Colombian gold exports overtake coffee

Colombian gold exports overtook coffee exports in early 2010, as gold sales shot up by 42.4% between January and April this year, while the coffee industry witnessed a decline of 9.7% over the same period, reports La Republica.

Coffee exports for the first quarter of 2010 stood at $538.1 million, whereas Gold exports reached $635.3 million.

“The decline in foreign sales of coffee is due to falling production which has been a result of climate and a crop renovation program,” said the former deputy minister for foreign trade, Mauricio Reina.

Jorge Lozano of the National Association of Coffee Exporters of Colombia (Asoexport) agreed, conceding that “there is nothing to export due to the decline in coffee production.”

Coffee production fell to 7.8 million bags in 2009, down from 11.1 million in the previous year.

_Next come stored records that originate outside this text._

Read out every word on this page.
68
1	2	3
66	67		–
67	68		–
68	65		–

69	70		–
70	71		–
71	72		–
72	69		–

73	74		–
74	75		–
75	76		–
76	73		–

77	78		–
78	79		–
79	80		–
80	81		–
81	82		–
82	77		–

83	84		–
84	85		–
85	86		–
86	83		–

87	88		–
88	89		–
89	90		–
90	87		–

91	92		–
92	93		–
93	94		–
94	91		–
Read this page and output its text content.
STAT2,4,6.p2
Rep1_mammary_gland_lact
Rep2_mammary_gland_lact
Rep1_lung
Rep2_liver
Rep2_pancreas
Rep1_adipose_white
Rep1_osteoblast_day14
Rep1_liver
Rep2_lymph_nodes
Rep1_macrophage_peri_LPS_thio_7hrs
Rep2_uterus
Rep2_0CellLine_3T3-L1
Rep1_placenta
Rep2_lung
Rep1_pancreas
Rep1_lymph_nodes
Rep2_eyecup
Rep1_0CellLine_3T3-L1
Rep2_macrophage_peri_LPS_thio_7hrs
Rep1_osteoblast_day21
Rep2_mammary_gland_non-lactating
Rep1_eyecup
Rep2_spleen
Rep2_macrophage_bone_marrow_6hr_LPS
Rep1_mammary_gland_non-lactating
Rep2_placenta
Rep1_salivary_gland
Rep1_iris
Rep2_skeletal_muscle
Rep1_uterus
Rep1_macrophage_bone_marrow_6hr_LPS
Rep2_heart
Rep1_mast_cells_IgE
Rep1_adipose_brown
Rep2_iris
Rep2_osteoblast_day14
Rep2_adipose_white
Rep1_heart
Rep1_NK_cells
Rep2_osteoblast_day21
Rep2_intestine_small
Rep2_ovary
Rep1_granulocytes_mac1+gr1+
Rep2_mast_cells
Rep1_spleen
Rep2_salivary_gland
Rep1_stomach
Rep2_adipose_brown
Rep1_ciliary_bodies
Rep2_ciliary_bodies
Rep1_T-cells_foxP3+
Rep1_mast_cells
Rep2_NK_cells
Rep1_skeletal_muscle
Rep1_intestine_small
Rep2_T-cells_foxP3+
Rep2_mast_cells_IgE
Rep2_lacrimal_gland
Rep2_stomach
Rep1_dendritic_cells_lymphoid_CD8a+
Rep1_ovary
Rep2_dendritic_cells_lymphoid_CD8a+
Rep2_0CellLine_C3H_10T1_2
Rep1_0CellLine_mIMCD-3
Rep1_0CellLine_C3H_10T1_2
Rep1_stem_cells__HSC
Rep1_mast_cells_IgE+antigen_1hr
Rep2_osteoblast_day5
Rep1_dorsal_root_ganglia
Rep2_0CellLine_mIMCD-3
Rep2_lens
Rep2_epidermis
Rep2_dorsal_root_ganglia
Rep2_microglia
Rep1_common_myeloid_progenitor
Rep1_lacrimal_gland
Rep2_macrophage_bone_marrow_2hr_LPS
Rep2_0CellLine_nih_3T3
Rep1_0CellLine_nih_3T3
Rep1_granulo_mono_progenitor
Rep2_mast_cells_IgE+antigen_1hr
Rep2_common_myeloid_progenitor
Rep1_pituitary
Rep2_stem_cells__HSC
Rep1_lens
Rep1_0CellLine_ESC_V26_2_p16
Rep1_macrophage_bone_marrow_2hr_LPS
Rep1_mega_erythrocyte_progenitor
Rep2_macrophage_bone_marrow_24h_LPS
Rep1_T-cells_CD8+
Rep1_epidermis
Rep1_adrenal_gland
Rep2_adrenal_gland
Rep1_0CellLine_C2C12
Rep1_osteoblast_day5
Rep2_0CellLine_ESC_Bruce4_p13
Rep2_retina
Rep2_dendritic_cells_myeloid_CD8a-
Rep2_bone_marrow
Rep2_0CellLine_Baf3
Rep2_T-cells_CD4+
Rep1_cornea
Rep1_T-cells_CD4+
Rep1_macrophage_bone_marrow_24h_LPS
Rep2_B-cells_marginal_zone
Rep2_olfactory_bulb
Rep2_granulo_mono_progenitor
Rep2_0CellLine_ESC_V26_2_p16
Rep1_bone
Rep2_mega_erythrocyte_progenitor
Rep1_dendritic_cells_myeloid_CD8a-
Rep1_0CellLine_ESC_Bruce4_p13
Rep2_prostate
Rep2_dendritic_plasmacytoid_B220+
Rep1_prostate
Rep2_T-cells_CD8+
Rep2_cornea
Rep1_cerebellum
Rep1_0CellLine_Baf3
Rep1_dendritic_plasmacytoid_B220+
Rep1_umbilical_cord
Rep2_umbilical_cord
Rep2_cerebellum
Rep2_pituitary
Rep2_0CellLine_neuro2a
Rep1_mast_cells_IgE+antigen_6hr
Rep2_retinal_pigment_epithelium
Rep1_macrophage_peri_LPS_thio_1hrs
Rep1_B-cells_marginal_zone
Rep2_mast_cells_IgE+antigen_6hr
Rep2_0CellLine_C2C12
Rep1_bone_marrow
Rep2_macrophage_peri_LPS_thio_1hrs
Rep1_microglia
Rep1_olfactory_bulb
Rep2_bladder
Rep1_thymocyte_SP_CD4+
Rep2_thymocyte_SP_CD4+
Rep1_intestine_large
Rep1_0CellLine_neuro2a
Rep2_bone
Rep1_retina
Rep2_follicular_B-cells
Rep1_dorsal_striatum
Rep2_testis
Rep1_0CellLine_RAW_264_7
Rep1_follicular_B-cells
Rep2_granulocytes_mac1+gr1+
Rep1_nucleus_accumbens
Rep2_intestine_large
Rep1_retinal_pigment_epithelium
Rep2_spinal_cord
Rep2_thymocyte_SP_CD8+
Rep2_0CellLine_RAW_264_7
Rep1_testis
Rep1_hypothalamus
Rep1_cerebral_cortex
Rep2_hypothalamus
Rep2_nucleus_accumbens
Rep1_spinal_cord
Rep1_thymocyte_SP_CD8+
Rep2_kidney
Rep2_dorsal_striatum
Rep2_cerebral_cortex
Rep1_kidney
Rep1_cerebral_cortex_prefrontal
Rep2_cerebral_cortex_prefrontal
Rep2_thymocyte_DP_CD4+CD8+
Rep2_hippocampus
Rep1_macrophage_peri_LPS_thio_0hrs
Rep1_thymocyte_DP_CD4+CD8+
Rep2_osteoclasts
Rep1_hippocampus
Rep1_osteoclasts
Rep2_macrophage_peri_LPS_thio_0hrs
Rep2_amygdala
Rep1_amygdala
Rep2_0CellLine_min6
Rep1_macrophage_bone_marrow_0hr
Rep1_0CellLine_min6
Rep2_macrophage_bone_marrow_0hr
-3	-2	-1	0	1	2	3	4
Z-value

This decade Colombia has seen a boom in mining and hydrocarbon exports which went from 25% of total foreign sales in the early 2000s to around 50% today.

The director of mines at the Ministry of Mines and Energy, Ercilia Monroy Sanchez, said that the rise in gold exports is down to strong market prices and renewed confidence among foreign investors following president Uribe’s democratic security policy, which has used hard-line tactics to deal with rebel and armed groups in the Andean nation.